The work with the foodbank has been a very different experience to the normal statistical modelling during my PhD. The temptation to try and immediately fit a statistical model as would be habit from the PhD isn’t often the most appropriate course of action, especially considering the non-technical nature of the audience that will use the results. Of the analysis completed with the foodbank, clear data visualisations – particularly maps – have been one of the most immediately useful pieces of work for both publicity and decision making. The basic goal of any analysis we do is to improve our understanding of who needs further support. For management, often good visualisations are more than enough to fuflfill that goal, and can quickly confirm or disprove assumptions they have about their data. Early on during my volunteering, a report from The Trussell Trust (https://www.trusselltrust.org/wp-content/uploads/sites/2/2021/05/State-of-Hunger-2021-Report-Final.pdf) was released which mainly focused on basic quantitative methods woth some qualitative analysis spread throughout, as well as a single subsection of statistical modelling. As a statistician, the modelling was the most immediately interesting part of the report, but to the management of the foodbank the table of coefficients was the least understandable part of the entire report. Arguably the results of the modelling may have been more informative than other parts of the analysis, but without knowledge of the modelling techniques the information isn’t easily translatable to useful insight for the people running the foodbank. Likewise, while applying a spatial model to the foodbank’s data is definitely possible for a spatial analysis, often a simple aggregated count of food parcels per ward is much more useful in practice.

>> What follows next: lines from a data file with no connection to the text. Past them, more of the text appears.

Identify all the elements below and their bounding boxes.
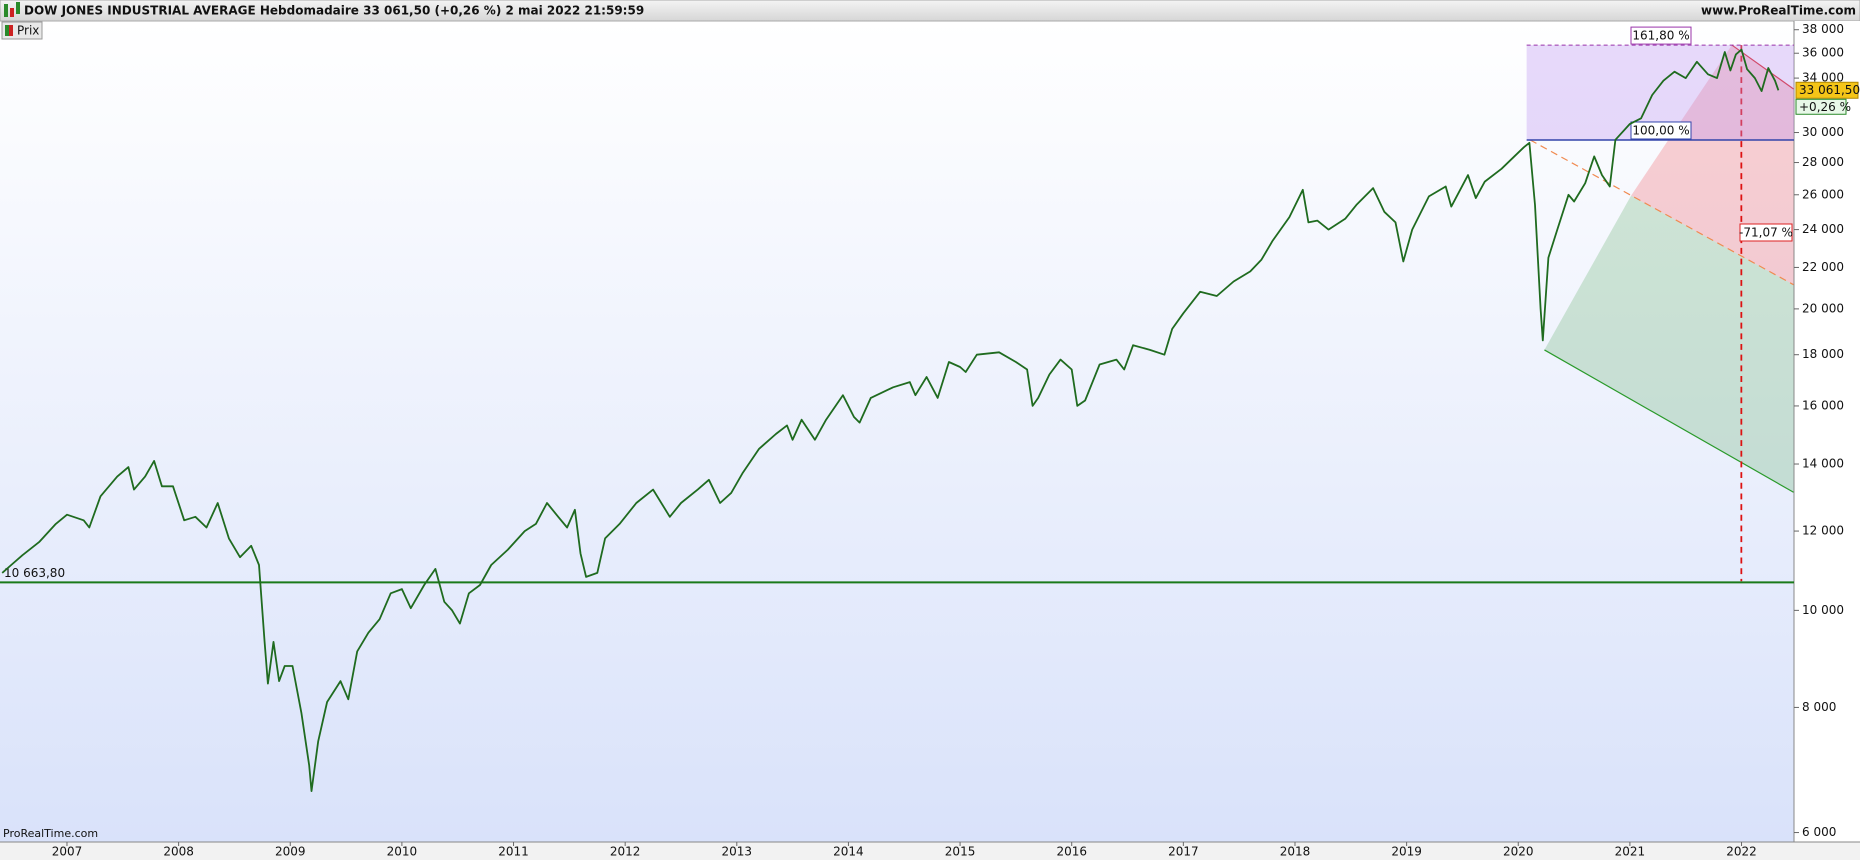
chart-title: DOW JONES INDUSTRIAL AVERAGE Hebdomadair… xyxy=(24,4,644,18)
x-tick-label: 2021 xyxy=(1615,845,1646,859)
x-tick-label: 2013 xyxy=(722,845,753,859)
x-tick-label: 2007 xyxy=(52,845,83,859)
x-tick-label: 2012 xyxy=(610,845,641,859)
y-axis-area xyxy=(1794,21,1860,842)
legend-label[interactable]: Prix xyxy=(17,24,39,38)
change-box xyxy=(1795,98,1847,115)
x-axis-area xyxy=(0,842,1860,860)
header-bar xyxy=(0,0,1860,22)
x-tick-label: 2020 xyxy=(1503,845,1534,859)
header-icon xyxy=(16,2,20,14)
last-price-box xyxy=(1795,81,1859,99)
fib-label: 161,80 % xyxy=(1632,29,1689,43)
y-tick-label: 34 000 xyxy=(1802,71,1844,85)
x-tick-label: 2008 xyxy=(163,845,194,859)
site-link[interactable]: www.ProRealTime.com xyxy=(1701,4,1856,18)
x-tick-label: 2022 xyxy=(1726,845,1757,859)
x-tick-label: 2014 xyxy=(833,845,864,859)
x-tick-label: 2015 xyxy=(945,845,976,859)
x-tick-label: 2018 xyxy=(1280,845,1311,859)
legend-swatch xyxy=(5,25,9,36)
y-tick-label: 18 000 xyxy=(1802,347,1844,361)
price-line xyxy=(1,48,1780,792)
support-label: 10 663,80 xyxy=(4,566,65,580)
projection-label-box xyxy=(1739,223,1793,242)
x-tick-label: 2017 xyxy=(1168,845,1199,859)
y-tick-label: 24 000 xyxy=(1802,222,1844,236)
x-tick-label: 2016 xyxy=(1056,845,1087,859)
y-tick-label: 16 000 xyxy=(1802,398,1844,412)
y-tick-label: 36 000 xyxy=(1802,46,1844,60)
watermark: ProRealTime.com xyxy=(3,827,98,840)
x-tick-label: 2009 xyxy=(275,845,306,859)
change-label: +0,26 % xyxy=(1799,100,1851,114)
fib-label-box xyxy=(1630,121,1692,140)
y-tick-label: 26 000 xyxy=(1802,187,1844,201)
y-tick-label: 12 000 xyxy=(1802,524,1844,538)
y-tick-label: 28 000 xyxy=(1802,155,1844,169)
y-tick-label: 30 000 xyxy=(1802,125,1844,139)
y-tick-label: 22 000 xyxy=(1802,260,1844,274)
y-tick-label: 6 000 xyxy=(1802,825,1836,839)
projection-line xyxy=(1529,139,1794,286)
x-tick-label: 2019 xyxy=(1391,845,1422,859)
projection-area-green xyxy=(1544,195,1794,493)
y-tick-label: 10 000 xyxy=(1802,603,1844,617)
fib-label-box xyxy=(1630,26,1692,45)
projection-line xyxy=(1544,349,1794,493)
header-icon xyxy=(4,4,8,17)
y-tick-label: 38 000 xyxy=(1802,22,1844,36)
x-tick-label: 2010 xyxy=(387,845,418,859)
x-tick-label: 2011 xyxy=(498,845,529,859)
last-price-label: 33 061,50 xyxy=(1799,83,1860,97)
y-tick-label: 20 000 xyxy=(1802,301,1844,315)
header-icon xyxy=(10,8,14,17)
fib-label: 100,00 % xyxy=(1632,123,1689,137)
legend-swatch xyxy=(9,25,13,36)
y-tick-label: 8 000 xyxy=(1802,700,1836,714)
y-tick-label: 14 000 xyxy=(1802,457,1844,471)
projection-label: -71,07 % xyxy=(1739,226,1793,240)
plot-background xyxy=(0,21,1794,842)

Even with good visualisations, there can sometimes be a lack of trust or even disagreement with data analysis. This can sometimes be led by more political thinking rather than constructive criticism of the work, but it’s still a key consideration when doing analysis of this type that is less required for more academic research with an academic audience. Being precise with exactly what you’re trying to say and why you’re saying it can make all the difference between it being taken on board or disregarded. A simple change of affiliation of the work from the Morecambe Bay Foodbank to Lancaster University can immediately change perceptions of why you’re doing the work and thereby what you’re trying to say. Even though Morecambe’s data is clear that foodbank use is still increasing in the long term and has been since 2012 (as in many other areas of the UK), unfortunately often there is less importance on the message being said and more on who is saying it and how it’s being said.